You could make it work. The balloons would know their own position by using fixed ground stations. Mobile stations would figure out their position relative to the balloons, and then their absolute position by querying the balloon positions. The real problem is coverage; there’s no practical way to make it global. Would work in densely populated areas, though.
It would almost certainly do a good job, but getting it up there would be a problem. The payloads on rockets are limited in dimension. You could, in principle, make the rocket look like a lollipop (thin stick with giant ball on top); it would experience more drag in getting into space but if the payload were light enough it might be all right. Even so, I doubt you could launch anything bigger than a few tens of meters.

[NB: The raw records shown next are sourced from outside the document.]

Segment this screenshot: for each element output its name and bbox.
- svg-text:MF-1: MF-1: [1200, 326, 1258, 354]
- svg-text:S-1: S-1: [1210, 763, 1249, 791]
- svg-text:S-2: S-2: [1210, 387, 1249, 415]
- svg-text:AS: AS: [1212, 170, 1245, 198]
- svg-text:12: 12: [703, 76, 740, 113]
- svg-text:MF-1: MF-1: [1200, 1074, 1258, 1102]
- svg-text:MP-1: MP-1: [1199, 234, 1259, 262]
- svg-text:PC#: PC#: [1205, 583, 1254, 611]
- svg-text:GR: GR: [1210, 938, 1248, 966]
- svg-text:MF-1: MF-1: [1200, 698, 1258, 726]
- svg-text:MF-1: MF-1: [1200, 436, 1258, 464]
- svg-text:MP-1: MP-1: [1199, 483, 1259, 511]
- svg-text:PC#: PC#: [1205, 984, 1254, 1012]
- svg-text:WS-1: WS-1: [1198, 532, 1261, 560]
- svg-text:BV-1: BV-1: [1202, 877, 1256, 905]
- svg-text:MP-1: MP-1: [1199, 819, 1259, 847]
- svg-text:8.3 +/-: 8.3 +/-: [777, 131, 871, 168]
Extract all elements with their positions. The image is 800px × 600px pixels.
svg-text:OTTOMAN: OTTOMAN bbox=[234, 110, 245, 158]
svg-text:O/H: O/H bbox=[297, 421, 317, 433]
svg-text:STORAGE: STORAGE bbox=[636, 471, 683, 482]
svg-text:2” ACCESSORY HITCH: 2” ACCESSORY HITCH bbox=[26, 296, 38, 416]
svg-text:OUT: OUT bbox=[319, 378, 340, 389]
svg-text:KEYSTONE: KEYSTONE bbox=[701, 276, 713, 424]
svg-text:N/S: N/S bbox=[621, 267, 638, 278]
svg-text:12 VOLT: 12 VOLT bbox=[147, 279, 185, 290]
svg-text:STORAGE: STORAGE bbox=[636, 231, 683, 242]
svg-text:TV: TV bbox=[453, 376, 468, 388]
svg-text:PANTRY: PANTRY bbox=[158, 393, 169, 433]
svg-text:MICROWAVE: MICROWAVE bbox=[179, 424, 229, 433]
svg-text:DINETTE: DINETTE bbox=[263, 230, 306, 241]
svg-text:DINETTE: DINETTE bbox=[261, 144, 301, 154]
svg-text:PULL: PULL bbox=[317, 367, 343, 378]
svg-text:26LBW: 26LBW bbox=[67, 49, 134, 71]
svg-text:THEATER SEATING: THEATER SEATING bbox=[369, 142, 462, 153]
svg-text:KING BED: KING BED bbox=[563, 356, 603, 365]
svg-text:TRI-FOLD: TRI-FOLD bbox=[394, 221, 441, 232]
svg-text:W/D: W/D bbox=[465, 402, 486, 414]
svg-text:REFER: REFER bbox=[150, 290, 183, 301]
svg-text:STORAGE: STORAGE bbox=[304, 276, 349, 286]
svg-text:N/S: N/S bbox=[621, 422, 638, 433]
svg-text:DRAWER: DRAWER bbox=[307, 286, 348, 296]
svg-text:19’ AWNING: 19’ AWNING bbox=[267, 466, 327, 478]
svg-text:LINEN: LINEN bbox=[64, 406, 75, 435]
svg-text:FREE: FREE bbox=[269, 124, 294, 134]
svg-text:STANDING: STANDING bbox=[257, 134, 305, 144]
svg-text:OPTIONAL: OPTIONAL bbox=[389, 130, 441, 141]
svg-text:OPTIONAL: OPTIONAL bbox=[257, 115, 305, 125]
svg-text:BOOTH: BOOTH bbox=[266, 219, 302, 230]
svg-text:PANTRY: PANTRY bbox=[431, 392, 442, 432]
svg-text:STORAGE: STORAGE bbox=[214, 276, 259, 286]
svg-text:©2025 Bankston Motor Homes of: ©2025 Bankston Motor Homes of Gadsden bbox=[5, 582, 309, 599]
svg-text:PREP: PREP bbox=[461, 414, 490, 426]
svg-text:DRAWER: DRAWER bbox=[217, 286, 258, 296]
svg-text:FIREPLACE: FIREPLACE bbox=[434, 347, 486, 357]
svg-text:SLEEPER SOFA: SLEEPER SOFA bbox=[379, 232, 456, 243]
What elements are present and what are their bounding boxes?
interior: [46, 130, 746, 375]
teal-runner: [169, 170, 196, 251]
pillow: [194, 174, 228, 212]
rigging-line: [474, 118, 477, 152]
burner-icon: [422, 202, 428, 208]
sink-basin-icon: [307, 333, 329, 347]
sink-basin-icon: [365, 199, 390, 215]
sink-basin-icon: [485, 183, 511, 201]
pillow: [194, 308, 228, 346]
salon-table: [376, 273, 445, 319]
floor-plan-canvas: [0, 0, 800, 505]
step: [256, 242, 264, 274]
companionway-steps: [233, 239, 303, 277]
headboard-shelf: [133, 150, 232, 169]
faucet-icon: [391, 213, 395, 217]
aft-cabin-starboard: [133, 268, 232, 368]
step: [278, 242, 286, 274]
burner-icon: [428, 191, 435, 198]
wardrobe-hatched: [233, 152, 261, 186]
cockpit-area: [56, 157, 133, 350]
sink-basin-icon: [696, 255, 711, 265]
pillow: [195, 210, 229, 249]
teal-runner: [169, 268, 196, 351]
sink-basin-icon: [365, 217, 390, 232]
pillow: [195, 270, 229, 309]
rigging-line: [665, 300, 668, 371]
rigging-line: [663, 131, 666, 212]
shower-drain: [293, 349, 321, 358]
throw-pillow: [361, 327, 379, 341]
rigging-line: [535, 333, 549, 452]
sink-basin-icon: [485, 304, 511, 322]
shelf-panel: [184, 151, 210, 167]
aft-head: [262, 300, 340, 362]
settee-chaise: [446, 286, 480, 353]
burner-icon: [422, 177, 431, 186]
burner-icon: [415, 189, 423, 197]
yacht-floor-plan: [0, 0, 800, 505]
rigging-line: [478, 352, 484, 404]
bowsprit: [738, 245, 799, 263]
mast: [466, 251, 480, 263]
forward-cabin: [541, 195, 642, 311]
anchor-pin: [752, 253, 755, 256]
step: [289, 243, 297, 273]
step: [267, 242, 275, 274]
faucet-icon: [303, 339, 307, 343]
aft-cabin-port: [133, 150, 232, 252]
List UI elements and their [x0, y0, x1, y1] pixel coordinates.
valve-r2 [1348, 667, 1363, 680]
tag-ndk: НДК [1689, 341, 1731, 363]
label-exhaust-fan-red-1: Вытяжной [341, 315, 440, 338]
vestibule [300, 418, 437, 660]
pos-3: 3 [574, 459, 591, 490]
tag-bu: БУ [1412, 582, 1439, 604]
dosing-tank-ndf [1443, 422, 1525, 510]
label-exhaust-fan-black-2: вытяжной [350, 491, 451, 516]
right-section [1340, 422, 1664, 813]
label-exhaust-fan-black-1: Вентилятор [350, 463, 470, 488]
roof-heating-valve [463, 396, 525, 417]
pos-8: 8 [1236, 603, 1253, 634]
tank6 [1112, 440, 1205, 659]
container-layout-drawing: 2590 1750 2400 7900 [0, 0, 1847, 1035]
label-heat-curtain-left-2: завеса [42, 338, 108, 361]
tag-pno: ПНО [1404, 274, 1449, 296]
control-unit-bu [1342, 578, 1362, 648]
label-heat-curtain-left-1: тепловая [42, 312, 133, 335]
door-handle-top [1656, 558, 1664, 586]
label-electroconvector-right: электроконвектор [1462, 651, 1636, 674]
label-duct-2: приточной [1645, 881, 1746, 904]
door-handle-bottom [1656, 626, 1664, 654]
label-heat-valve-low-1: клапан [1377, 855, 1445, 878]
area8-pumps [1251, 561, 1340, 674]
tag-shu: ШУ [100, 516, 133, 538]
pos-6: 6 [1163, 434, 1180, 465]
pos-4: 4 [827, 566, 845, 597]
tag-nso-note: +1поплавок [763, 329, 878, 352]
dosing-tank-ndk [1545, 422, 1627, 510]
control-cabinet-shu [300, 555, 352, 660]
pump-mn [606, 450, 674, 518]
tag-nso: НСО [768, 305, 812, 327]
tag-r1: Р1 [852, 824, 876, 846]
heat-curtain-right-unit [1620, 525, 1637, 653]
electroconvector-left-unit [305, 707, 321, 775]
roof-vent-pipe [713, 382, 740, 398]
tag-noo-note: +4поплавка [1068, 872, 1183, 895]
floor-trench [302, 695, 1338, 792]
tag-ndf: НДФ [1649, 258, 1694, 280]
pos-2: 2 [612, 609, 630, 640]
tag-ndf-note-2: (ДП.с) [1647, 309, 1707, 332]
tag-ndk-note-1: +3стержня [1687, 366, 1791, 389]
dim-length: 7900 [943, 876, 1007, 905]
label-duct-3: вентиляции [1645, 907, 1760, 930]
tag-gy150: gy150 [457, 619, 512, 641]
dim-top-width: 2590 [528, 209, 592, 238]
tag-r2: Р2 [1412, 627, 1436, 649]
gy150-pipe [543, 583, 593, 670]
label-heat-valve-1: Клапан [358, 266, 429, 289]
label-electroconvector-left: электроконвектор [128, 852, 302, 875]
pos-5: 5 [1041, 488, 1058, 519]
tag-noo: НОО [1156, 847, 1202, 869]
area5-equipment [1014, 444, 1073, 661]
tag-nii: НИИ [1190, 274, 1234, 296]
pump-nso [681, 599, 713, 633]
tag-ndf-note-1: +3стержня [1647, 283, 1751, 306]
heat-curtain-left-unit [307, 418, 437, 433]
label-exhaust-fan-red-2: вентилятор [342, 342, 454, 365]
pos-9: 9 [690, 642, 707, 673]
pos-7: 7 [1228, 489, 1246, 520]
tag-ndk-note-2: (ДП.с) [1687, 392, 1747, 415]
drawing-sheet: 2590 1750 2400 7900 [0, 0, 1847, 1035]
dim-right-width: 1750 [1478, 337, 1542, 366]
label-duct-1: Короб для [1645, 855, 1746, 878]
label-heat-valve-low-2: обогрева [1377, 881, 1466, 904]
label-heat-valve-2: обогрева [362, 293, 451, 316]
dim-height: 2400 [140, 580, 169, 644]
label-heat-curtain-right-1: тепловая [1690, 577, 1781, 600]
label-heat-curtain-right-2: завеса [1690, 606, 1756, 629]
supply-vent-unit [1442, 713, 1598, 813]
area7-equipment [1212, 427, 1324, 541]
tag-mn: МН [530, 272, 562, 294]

I’m thinking a large balloon made not of a strong material but rather weak, like thin plastic. Fill it with a dense gas, and colliding debris will shed much of their velocity on impact; hopefully enough to lower their perigee into the atmosphere. Of course the bag will become riddled with holes over time and thus leaky. Maybe there’s a way to make it self-sealing, but if not one could just keep a large supply of bags on hand and periodically replace them.
Yeah, you’d pretty much have to manufacture it in orbit. I’m envisioning a payload of the condensed starter material launched into orbit and then somehow “puffed out” by some automatic chemical reaction- if any aerogels can be made that way, and in the volumes required.
I think there would still be some issues in the lower altitudes with objects coming down from above and polluting the space. The question becomes a matter of the distribution of debris amongst the different altitudes and how quickly debris would enter the “usable” space at lower altitudes. Isn’t it possible that the lower altitude would take much longer to really clear out?